REOPENING the access road around Lake Bullen Merri remains a long-term hope for the Camperdown community, a public meeting revealed this week.
About 40 people attended an ‘Imagine Camperdown’ meeting, hosted by the Corangamite Shire on Wednesday night and listed reopening Lake Bullen Merri’s access road as their number one priority.
Attendees pooled their ideas for future community based projects in Camperdown and then prioritised them according to their importance.
Ideas included better pedestrian crossings in Manifold Street, improved entrance signs for the town, ‘lighting up’ Mt Leura, more walking tracks, clearer views from Mount Leura and improving Queens Park.
Participants were then issued with one gold and three yellow indicators and asked to place them next to the listed projects they wanted to see developed most.
Access to Lake Bullen Merri topped the list with eight gold and eight yellow indicators.
A suggestion to improve facilities at the lake, such as introducing walking traces, attracted a further three gold and six yellow indicators.
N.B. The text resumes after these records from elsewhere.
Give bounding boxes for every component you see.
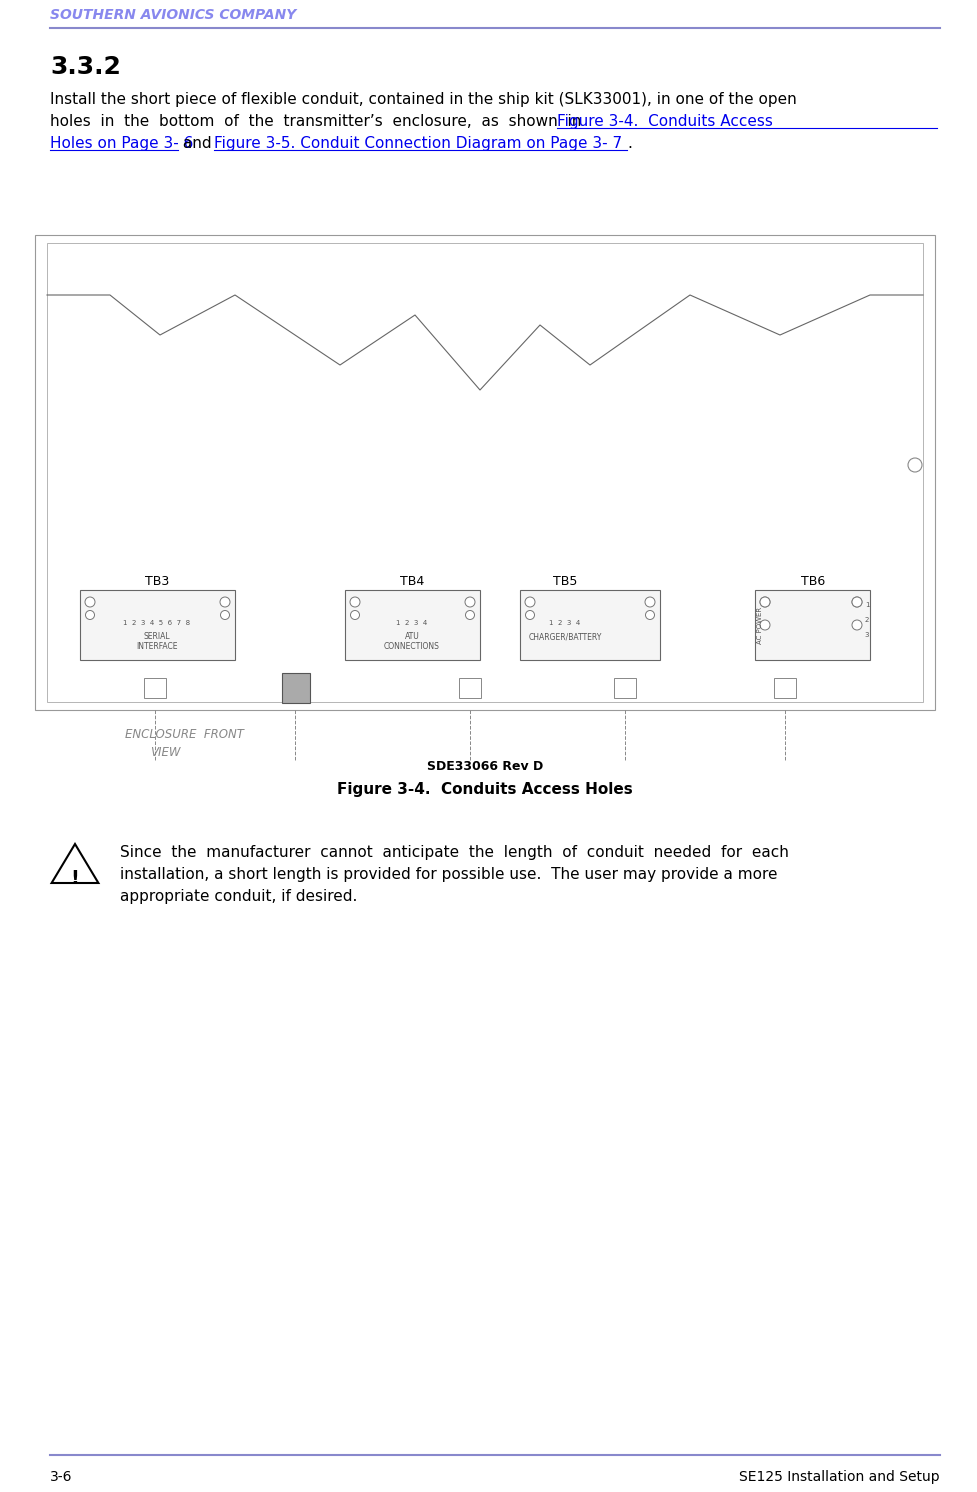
Text: Figure 3-4.  Conduits Access: Figure 3-4. Conduits Access xyxy=(557,113,773,128)
Text: 3-6: 3-6 xyxy=(50,1470,72,1485)
Bar xyxy=(755,589,870,659)
Text: ATU: ATU xyxy=(404,633,419,642)
Circle shape xyxy=(465,610,475,619)
Circle shape xyxy=(220,597,230,607)
Bar xyxy=(614,677,636,698)
Bar xyxy=(144,677,166,698)
Circle shape xyxy=(760,597,770,607)
Text: ENCLOSURE  FRONT: ENCLOSURE FRONT xyxy=(125,728,244,742)
Bar xyxy=(520,589,660,659)
Circle shape xyxy=(645,597,655,607)
Text: TB5: TB5 xyxy=(553,574,577,588)
Circle shape xyxy=(350,597,360,607)
Text: 3.3.2: 3.3.2 xyxy=(50,55,121,79)
Text: installation, a short length is provided for possible use.  The user may provide: installation, a short length is provided… xyxy=(120,867,778,882)
Circle shape xyxy=(86,610,95,619)
Text: Install the short piece of flexible conduit, contained in the ship kit (SLK33001: Install the short piece of flexible cond… xyxy=(50,93,797,107)
Circle shape xyxy=(525,597,535,607)
Bar xyxy=(284,677,306,698)
Text: INTERFACE: INTERFACE xyxy=(136,642,178,651)
Circle shape xyxy=(760,621,770,630)
Text: Figure 3-4.  Conduits Access Holes: Figure 3-4. Conduits Access Holes xyxy=(337,782,633,797)
Text: SE125 Installation and Setup: SE125 Installation and Setup xyxy=(740,1470,940,1485)
Text: 1: 1 xyxy=(865,601,870,609)
Circle shape xyxy=(760,597,770,607)
Bar xyxy=(80,589,235,659)
Text: appropriate conduit, if desired.: appropriate conduit, if desired. xyxy=(120,889,358,904)
Circle shape xyxy=(351,610,360,619)
Polygon shape xyxy=(52,844,99,883)
Text: CONNECTIONS: CONNECTIONS xyxy=(384,642,440,651)
Text: TB6: TB6 xyxy=(801,574,826,588)
Circle shape xyxy=(852,597,862,607)
Circle shape xyxy=(852,621,862,630)
Text: 1  2  3  4  5  6  7  8: 1 2 3 4 5 6 7 8 xyxy=(123,621,191,627)
Circle shape xyxy=(852,597,862,607)
Circle shape xyxy=(526,610,534,619)
Text: 1  2  3  4: 1 2 3 4 xyxy=(397,621,428,627)
Bar xyxy=(35,236,935,710)
Text: 2: 2 xyxy=(865,618,870,624)
Text: Holes on Page 3- 6: Holes on Page 3- 6 xyxy=(50,136,193,151)
Text: 1  2  3  4: 1 2 3 4 xyxy=(549,621,580,627)
Text: .: . xyxy=(627,136,632,151)
Text: Since  the  manufacturer  cannot  anticipate  the  length  of  conduit  needed  : Since the manufacturer cannot anticipate… xyxy=(120,844,788,859)
Text: TB3: TB3 xyxy=(145,574,169,588)
Circle shape xyxy=(85,597,95,607)
Text: !: ! xyxy=(70,868,79,888)
Text: TB4: TB4 xyxy=(400,574,424,588)
Text: SDE33066 Rev D: SDE33066 Rev D xyxy=(427,759,543,773)
Text: Figure 3-5. Conduit Connection Diagram on Page 3- 7: Figure 3-5. Conduit Connection Diagram o… xyxy=(214,136,622,151)
Text: CHARGER/BATTERY: CHARGER/BATTERY xyxy=(529,633,602,642)
Bar xyxy=(459,677,481,698)
Text: VIEW: VIEW xyxy=(150,746,181,759)
Bar xyxy=(345,589,480,659)
Text: SERIAL: SERIAL xyxy=(144,633,170,642)
Bar xyxy=(47,243,923,703)
Circle shape xyxy=(465,597,475,607)
Text: AC POWER: AC POWER xyxy=(757,606,763,643)
Bar xyxy=(774,677,796,698)
Text: and: and xyxy=(178,136,217,151)
Text: holes  in  the  bottom  of  the  transmitter’s  enclosure,  as  shown  in: holes in the bottom of the transmitter’s… xyxy=(50,113,591,128)
Text: 3: 3 xyxy=(865,633,870,639)
Circle shape xyxy=(646,610,655,619)
Text: SOUTHERN AVIONICS COMPANY: SOUTHERN AVIONICS COMPANY xyxy=(50,7,296,22)
Bar xyxy=(282,673,310,703)
Circle shape xyxy=(221,610,230,619)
Other projects to attract strong support included a call to improve the town’s street lighting, which attracted four gold and two yellow indicators, while the need for a retirement living facility attracted four gold and five yellow indicators.
Existing projects also attracted continued support with the tourist information centre (based at the courthouse) attracting one gold and 11 yellow indicators, while the need for better tourist information brochures and walking trails attracted three gold and seven yellow indicators.
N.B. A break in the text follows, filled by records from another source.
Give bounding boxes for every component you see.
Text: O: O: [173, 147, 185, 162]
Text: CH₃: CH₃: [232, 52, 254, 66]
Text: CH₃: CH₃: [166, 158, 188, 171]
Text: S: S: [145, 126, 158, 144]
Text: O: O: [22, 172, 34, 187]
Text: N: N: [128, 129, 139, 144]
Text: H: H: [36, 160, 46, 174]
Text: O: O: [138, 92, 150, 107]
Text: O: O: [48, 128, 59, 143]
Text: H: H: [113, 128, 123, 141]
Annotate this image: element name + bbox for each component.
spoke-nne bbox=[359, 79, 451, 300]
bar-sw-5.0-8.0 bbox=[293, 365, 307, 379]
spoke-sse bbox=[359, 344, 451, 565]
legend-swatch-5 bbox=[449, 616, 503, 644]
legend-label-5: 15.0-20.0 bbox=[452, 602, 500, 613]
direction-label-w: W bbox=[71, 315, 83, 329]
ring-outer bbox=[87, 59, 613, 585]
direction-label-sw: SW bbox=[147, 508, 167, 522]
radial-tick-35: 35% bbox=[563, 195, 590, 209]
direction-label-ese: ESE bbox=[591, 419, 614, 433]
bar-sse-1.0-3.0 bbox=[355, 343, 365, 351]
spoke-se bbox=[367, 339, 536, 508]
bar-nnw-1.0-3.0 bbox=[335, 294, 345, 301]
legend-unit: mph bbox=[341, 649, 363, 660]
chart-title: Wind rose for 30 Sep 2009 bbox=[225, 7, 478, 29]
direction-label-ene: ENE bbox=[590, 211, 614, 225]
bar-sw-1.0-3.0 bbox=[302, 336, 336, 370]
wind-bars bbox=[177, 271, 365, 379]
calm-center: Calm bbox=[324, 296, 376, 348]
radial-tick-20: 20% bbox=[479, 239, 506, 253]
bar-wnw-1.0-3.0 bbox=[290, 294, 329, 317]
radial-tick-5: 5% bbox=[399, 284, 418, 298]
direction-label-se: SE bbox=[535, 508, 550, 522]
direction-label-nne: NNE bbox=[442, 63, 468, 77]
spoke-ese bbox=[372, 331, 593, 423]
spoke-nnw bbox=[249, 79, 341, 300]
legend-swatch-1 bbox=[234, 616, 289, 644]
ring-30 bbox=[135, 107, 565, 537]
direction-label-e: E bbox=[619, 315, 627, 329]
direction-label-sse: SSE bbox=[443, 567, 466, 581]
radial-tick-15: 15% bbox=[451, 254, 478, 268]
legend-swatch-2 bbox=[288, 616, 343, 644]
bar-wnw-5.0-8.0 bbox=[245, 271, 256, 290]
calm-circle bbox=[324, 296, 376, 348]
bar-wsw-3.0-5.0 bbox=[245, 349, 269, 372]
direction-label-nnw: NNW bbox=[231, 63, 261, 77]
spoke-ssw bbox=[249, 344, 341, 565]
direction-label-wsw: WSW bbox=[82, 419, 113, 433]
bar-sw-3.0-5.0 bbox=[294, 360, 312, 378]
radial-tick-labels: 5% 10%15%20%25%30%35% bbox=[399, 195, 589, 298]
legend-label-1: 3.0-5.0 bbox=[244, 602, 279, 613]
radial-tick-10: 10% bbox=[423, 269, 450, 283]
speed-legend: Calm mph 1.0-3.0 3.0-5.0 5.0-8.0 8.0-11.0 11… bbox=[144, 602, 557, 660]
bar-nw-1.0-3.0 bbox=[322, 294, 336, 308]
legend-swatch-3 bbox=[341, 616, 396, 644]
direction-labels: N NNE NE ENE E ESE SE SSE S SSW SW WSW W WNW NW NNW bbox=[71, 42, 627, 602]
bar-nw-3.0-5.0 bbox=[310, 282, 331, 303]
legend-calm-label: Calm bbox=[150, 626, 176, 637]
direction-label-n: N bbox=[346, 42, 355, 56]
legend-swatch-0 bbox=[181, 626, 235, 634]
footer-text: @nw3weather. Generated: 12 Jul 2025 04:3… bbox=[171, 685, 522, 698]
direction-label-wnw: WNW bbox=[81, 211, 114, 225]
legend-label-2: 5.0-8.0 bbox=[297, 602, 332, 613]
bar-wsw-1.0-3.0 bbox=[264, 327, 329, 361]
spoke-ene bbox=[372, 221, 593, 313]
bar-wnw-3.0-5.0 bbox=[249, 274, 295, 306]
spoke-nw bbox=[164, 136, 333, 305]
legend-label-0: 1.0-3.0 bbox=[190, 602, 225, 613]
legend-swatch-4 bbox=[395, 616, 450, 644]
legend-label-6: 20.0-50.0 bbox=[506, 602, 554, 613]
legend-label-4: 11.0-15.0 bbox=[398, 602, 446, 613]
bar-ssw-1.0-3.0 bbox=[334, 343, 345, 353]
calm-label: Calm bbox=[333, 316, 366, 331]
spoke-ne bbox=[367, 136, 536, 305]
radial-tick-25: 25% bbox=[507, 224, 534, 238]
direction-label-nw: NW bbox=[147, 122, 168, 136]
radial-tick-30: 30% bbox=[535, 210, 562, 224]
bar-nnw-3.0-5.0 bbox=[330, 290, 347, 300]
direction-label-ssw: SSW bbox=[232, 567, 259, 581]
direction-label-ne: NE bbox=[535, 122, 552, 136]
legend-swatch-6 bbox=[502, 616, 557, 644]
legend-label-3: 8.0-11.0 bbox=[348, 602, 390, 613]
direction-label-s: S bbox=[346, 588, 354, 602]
Corangamite Shire community development officer Garry Moorfield said suggested projects listed were all worthy.
“However, it must be noted that nothing will happen unless people are willing to follow up and help see the projects through,” he said.
The meeting also celebrated the achievements of the initial ‘Imagine Camperdown’ community plan which was developed after public consultation in 2012.
Mr Moorfield said there was a lot to celebrate with several of the projects recording strong progress, particularly the development of the Tourist Information and Arts Centre at the courthouse, the development of Camperdown Playspace and rehabilitation works at the town’s botanical gardens.
Tourist Information and Arts Centre representative Terry Brain said the facility now averaged 6000 visits per year and had an estimated economic benefit to the town of $98,000 annually.
He said the centre now had 59 ambassadors, 45 of which provided three hours of volunteer service each month.
“We think we are hitting the mark in terms of art-based activities, being a community hub and being ambassadors for our town,” he said.
“We think we are now sustainable from a financial point of view and that’s a great achievement.”
Camperdown Playspace representative Peter Conheady said the development had achieved its two main goals in providing a community meeting place for Camperdown locals and in providing a “destination” playground for visitors and travellers.
“Stages one and two of the project have been completed as well as part of stage three,” he said.
“Stage four, the final stage, will see an improved car park put in on the Gunner Street perimeter.
“It’s amazing in finer weather to see how many people are there using the playspace.
“We’ve also noticed a number of mature aged people using the playspace to take a breather during their morning walks.”
Mr Conheady said there had also been postive feedback from visitors from other towns who had visited the playground.
Also a member of the Camperdown Botanical Gardens Trust, Mr Moorfield said the group had managed
to attract 127 members, based locally, nationally and internationally.
“We have attracted $40,000 in Corangamite Shire funding to develop a conservation management plan, have produced 10 newsletters and hosted five talks, each with quality speakers,” he said.
“The conservation management plan will be an important step in restoring the gardens, as it will allow us to secure more funding from various other sources.”
Mr Moorfield said data collected from Wednesday night’s Imagine Camperdown meeting would be collated and presented at a follow-up meeting scheduled for July 18.